Les flammes s'élèvent au-dessus des villages qu'ils rencontrent, les charniers se forment et dévorent les corps, les pendus poussent aux arbres comme des fleurs macabres, bourgeonnant dans la pourriture et les becs des charognards. Ils sont la lame de l'arme la plus redoutable de Masen : sa réputation. Lorsque les cors de guerre sonnent et que les hommes partent au front, femmes, enfants et vieillards se terrent, barricadent portes et fenêtres, car un jour, fut-ce tôt ou tard, l'horizon projettera son nuage de poussière et de présages funestes. Le sol alors tremblera d'effroi, sous les sabots des cavaliers, chevauchant le les chevaux de la Famine, de la Guerre, de la Pestilence et de la Mort, les montagnes répéteront leurs hurlements de démons, tandis que, dans le lointain, les lueurs des torches embraseront l'horizon. Alors, concert des carabines, chant de la poudre noire, les cris et les supplications feront les choeurs, et dans cette harmonie de carnage les Dragons seront les chefs d'orchestre, lançant dynamites, bâtons embrasés et cocktails incendiaires, brûlant, détruisant, visant et tirant, massacrant les aimés et les faibles, ensevelissant les vieillards sous les décombres et alignant les enfants devant les pelotons. Viol, meurtre et dévastation sont les instruments de ces diables aux visages d'homme, et, lorsqu'ils en jouent, les trompettes de l'apocalypse se joignent à la fanfare. Cirque de la dévastation, défilé du massacre, les chars du carnaval meurtrier s'alignent et avancent dans les rues en flammes, les corps démembrés jonchant le sol, la terre rougissant du sang des innocents, les ventres déchirés dégueulant leurs tripes mutilées et les cendres tombant en confettis sur les cadavres et les meurtriers. Plantant le drapeau de la barbarie, la troupe s'en va, laissant derrière elle un paysage d'enfer, une chaleur de brasier, et l'horreur la plus totale.

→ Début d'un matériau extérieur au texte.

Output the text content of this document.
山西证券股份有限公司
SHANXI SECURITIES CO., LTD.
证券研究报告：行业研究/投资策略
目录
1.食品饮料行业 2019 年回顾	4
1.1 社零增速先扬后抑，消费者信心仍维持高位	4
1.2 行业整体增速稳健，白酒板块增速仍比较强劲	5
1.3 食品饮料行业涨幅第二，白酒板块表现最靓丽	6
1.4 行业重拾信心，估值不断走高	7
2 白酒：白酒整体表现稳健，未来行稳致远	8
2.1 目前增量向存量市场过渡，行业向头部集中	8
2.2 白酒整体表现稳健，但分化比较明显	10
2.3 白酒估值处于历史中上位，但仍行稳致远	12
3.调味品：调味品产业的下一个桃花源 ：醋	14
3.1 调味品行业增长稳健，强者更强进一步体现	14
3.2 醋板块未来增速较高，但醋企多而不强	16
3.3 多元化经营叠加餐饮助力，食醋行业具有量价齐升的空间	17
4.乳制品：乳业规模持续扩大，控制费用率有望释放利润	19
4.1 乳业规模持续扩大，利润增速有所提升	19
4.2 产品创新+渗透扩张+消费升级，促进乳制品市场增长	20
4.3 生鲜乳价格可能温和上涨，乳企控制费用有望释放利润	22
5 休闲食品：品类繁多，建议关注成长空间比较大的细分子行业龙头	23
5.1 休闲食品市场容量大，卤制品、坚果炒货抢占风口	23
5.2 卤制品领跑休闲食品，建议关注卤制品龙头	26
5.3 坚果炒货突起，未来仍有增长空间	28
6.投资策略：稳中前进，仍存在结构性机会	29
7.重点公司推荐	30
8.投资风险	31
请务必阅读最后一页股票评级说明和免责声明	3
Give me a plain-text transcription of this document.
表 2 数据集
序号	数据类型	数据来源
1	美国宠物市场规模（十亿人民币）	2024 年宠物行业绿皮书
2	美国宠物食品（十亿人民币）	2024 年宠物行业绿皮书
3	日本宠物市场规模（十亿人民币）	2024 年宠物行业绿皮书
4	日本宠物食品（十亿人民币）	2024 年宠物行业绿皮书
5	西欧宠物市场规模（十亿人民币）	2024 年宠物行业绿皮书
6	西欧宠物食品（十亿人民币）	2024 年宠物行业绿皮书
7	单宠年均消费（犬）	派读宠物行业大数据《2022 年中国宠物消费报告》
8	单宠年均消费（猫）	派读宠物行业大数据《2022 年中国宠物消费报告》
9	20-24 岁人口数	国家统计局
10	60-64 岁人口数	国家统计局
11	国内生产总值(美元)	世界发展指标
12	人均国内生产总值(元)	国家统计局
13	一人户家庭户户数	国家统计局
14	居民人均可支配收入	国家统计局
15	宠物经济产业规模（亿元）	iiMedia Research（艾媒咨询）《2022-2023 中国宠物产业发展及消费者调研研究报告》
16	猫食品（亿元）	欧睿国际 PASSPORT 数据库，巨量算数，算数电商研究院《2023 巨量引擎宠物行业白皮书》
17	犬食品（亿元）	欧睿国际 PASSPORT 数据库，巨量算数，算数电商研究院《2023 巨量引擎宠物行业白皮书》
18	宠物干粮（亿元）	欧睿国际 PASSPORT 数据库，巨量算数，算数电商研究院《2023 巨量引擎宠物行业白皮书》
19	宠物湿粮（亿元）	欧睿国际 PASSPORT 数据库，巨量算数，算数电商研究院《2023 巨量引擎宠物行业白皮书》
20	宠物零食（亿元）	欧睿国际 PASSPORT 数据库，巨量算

Les plus innocents tremblent au moment de tirer, vomissent en voyant leurs « camarades » violer des corps décapités, mais ce dégoût se meure, de jour en jour, pour ne laisser plus qu'une indifférence amorale, un mépris total de la vie humaine, parfois même un plaisir malsain à voir souffrir et faire souffrir. La visée se fait ferme, et la gâchette sûre. Cette section détruit les hommes en les faisant s'entretuer, elle brise en brisant, foulant au pied conscience et bonne conscience, maltraitant les humains et l'humanité elle-même. Merveilleuse expérience sociétale, la troupe des dragons est l'exemple parfait que l'homme peut devenir pire que ce que nos cauchemars peuvent imaginer, pire que des bêtes, pire que des diables, pire que des monstres, ces hommes sont ce qu'ils sont : Des hommes.

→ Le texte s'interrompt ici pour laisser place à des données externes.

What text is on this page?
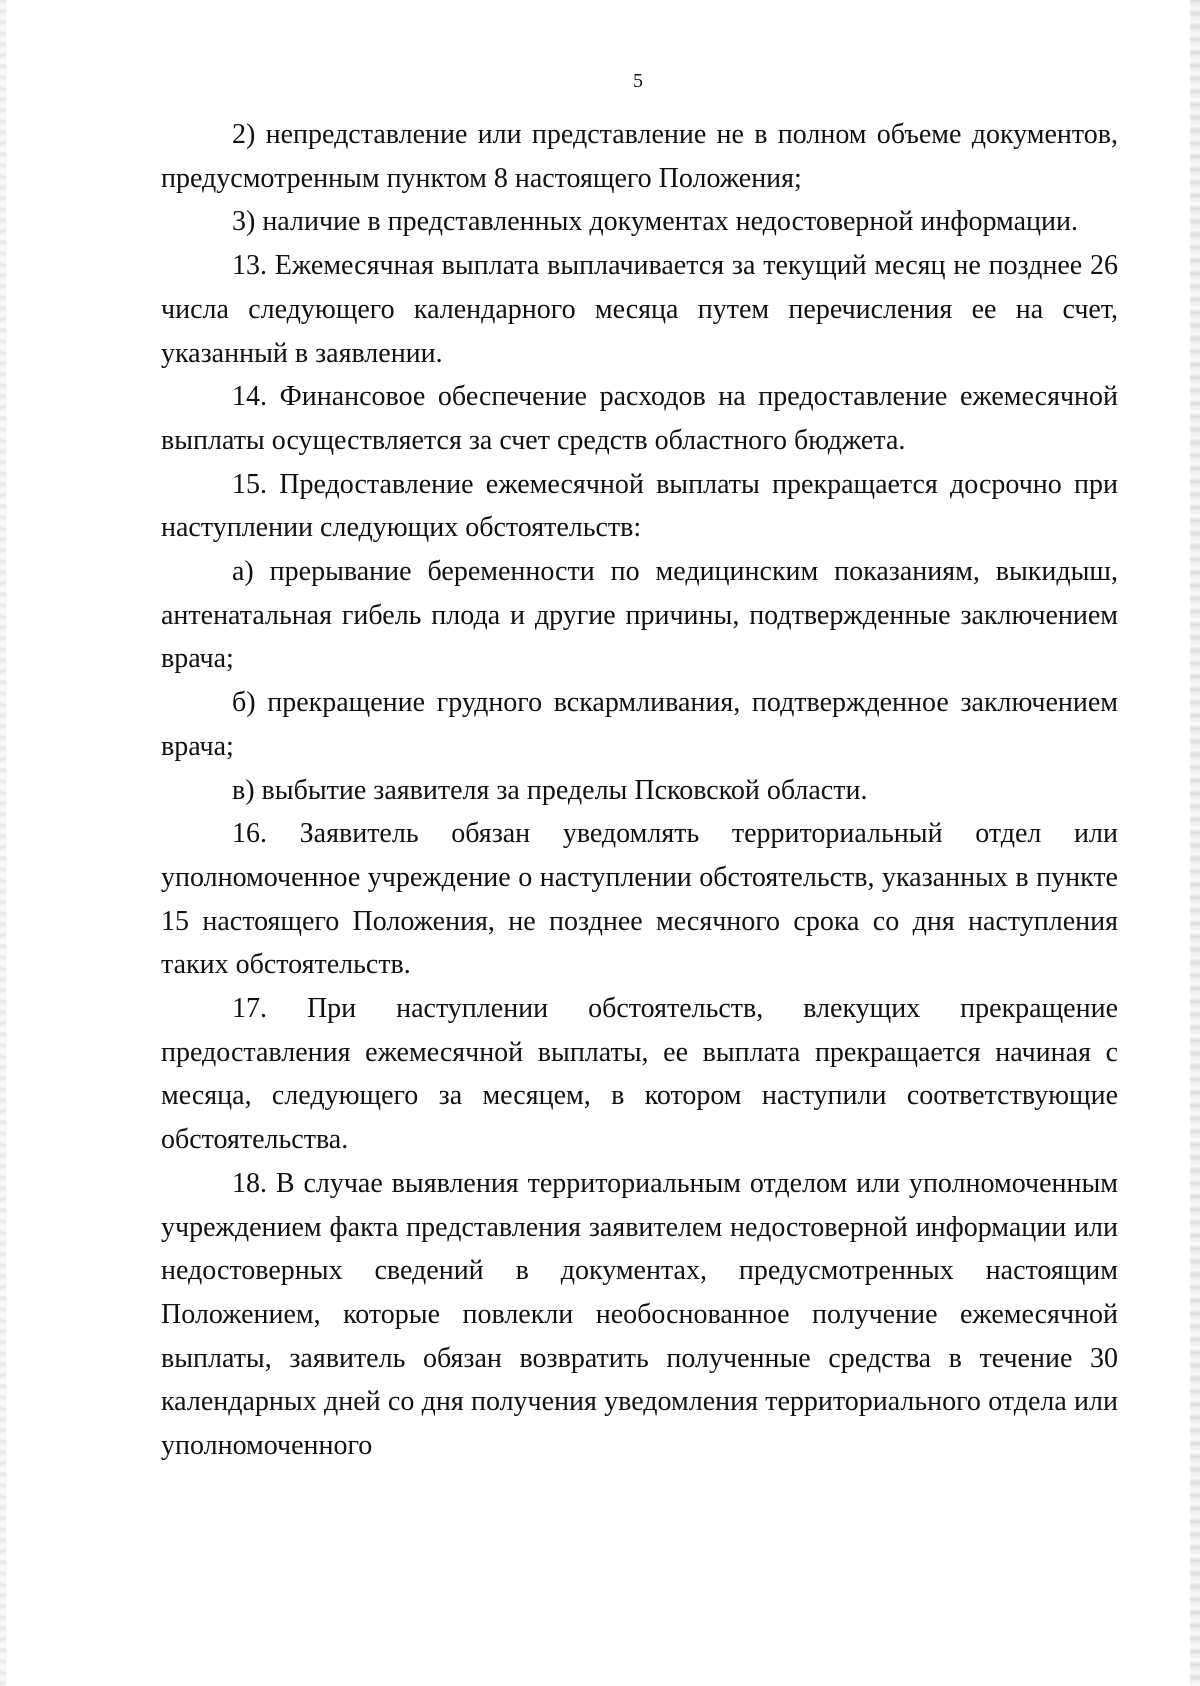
5

2) непредставление или представление не в полном объеме документов, предусмотренным пунктом 8 настоящего Положения;

3) наличие в представленных документах недостоверной информации.

13. Ежемесячная выплата выплачивается за текущий месяц не позднее 26 числа следующего календарного месяца путем перечисления ее на счет, указанный в заявлении.

14. Финансовое обеспечение расходов на предоставление ежемесячной выплаты осуществляется за счет средств областного бюджета.

15. Предоставление ежемесячной выплаты прекращается досрочно при наступлении следующих обстоятельств:

а) прерывание беременности по медицинским показаниям, выкидыш, антенатальная гибель плода и другие причины, подтвержденные заключением врача;

б) прекращение грудного вскармливания, подтвержденное заключением врача;

в) выбытие заявителя за пределы Псковской области.

16. Заявитель обязан уведомлять территориальный отдел или уполномоченное учреждение о наступлении обстоятельств, указанных в пункте 15 настоящего Положения, не позднее месячного срока со дня наступления таких обстоятельств.

17. При наступлении обстоятельств, влекущих прекращение предоставления ежемесячной выплаты, ее выплата прекращается начиная с месяца, следующего за месяцем, в котором наступили соответствующие обстоятельства.

18. В случае выявления территориальным отделом или уполномоченным учреждением факта представления заявителем недостоверной информации или недостоверных сведений в документах, предусмотренных настоящим Положением, которые повлекли необоснованное получение ежемесячной выплаты, заявитель обязан возвратить полученные средства в течение 30 календарных дней со дня получения уведомления территориального отдела или уполномоченного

Dans cette section de la peur, ce panier de crabes enragés, il n'y a pas d'amitié. Ceux qui y signent abandonnent une partie de l'humanité en noircissant la feuille d'adhésion. Repris de justice et meurtriers, voleurs et gangsters épinglés, soldats inaptes au service -rendus fous par la guerre-, dérangés, cinglés, psychotiques et tueurs nés ; voilà ce qui compose les troupes des Dragons. La section de la mort. La section de la peur. La section des flammes et de l'enfer. Masen a trouvé ses fils.